Oh, l’homme rompu, sinon fourbu sous le harnais n’est pas du genre à tomber dans l’angélisme. Son diagnostic, son analyse des probabilités sont inquiétants. Il parle de la détérioration climatique, des crises politiques et des conflits dramatiques, des risques économiques et financiers. Il parle aussi de ce fait des migrations massives qui devient,—comme le dit Finkelkraut,— un facteur de changement et de déstabilisation dont on ne mesure pas encore l’ampleur. Il y a notamment l’Afrique. Sa progression démographique est affolante. Sa progression économique, celle du niveau de vie pour beaucoup est incontestable ; mais insuffisante pour absorber l’explosion démographique. En dépit de toutes les mesures sécuritaires, aux limites du manque d’humanité souvent, le risque d’un afflux massif et continu d’Africains vers l’Europe est considérable. Dans cinquante ans, dans cent ans encore davantage, l’Europe historique, dans ses identités séculaires risque de ne plus exister. Comment conjurer le péril ? Sans aucun doute dans une idée de partage.
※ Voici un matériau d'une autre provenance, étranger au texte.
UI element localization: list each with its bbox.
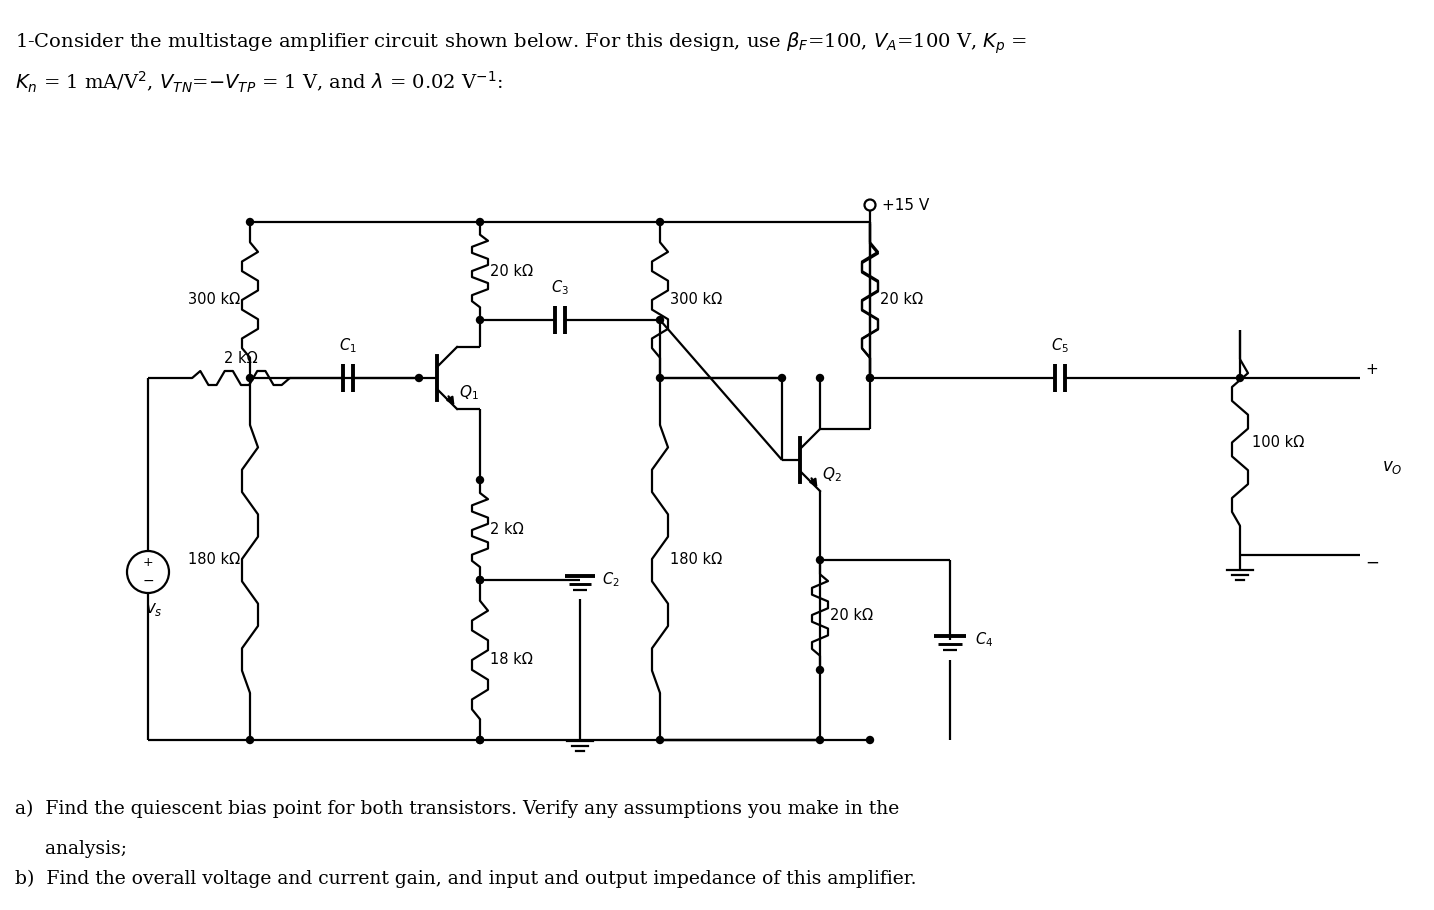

Engagement accru, non paternaliste mais sous contrôle, pour le développement en Afrique ; jusqu’à inciter de plus en plus de jeunes Africains à croire en leurs chances chez eux. Mais il y a aussi , dans une approche plus large, une nouvelle manière de penser, de se comporter, de se détourner d’une recherche effrénée de profits immédiats, de consommer plus sobrement, de protéger l’environnement qui pourrait jeter des ponts entre les cultures.


On insiste beaucoup sur la läcité, garante d’une adhésion à ce que les Français appellent le Pacte républicain. Certes, le religieux ne doit pas empiéter sur le terrain de l’Etat laïque. Les fanatiques Musulmans qui glorifient le meurtre doivent être, le mieux et le plus possible, mis hors d’état de nuire. Mais la guerre, comme l’intégration ne pourront réussir que si la solidité culturelle et démocratique se renforce. Il est grand temps de s’appuyer sur le meilleur des héritages, des traditions, des fois religieuses. La laïcité a été un grand progrès ; mais elle a aussi distillé un virus de dilution de l’âme : donc de la solidarité, de la fraternité, de la recherche du sens à la condition humaine. Au point où nous passons, sans nous en rendre compte, les grands mythes et les grandes révélations nous interrogent. Prométhée, la Genèse et le péché originel, Caïn et Abel, la distanciation du Bouddha, le questionnement et l’écoute fascinants inhérents au Judaïsme, la fraternité au quotidien dictée par le meilleur de l’Islam. Et puis, bien sûr, cette histoire inouïe, dramatique et pleine d’espérance du Jésus prenant sur lui le mal pour en sortir par une résurrection à laquelle il invite chacun dans son intimité et sa communion avec les autres. N’est -ce pas, plus que jamais, une histoire à comprendre et à méditer.


L’humanité glisse t-elle vers sa perte ? Ou vers une manière d’exister qui ne ressemblerait plus trop à notre humanité ? Ou bien se lèvent-ils peu à peu des renouveaux, des recentrages de l’âme, une mondialisation de l’intelligence et du cœur qui redresseront la barre d’un navire livré à tous les vents. Guillaume le Taciturne aimait dire qu’il n’était pas nécessaire d’espérer pour entreprendre ni de réussir pour persévérer. C’est du protestantisme un peu austère. Il faut l’espérance ; et quand on peut, jouir de la vie. Croyants ou non,—Camdessus aime Camus l’athée moral—, imprégnons nous de Pâques et de son message. Bonnes fêtes.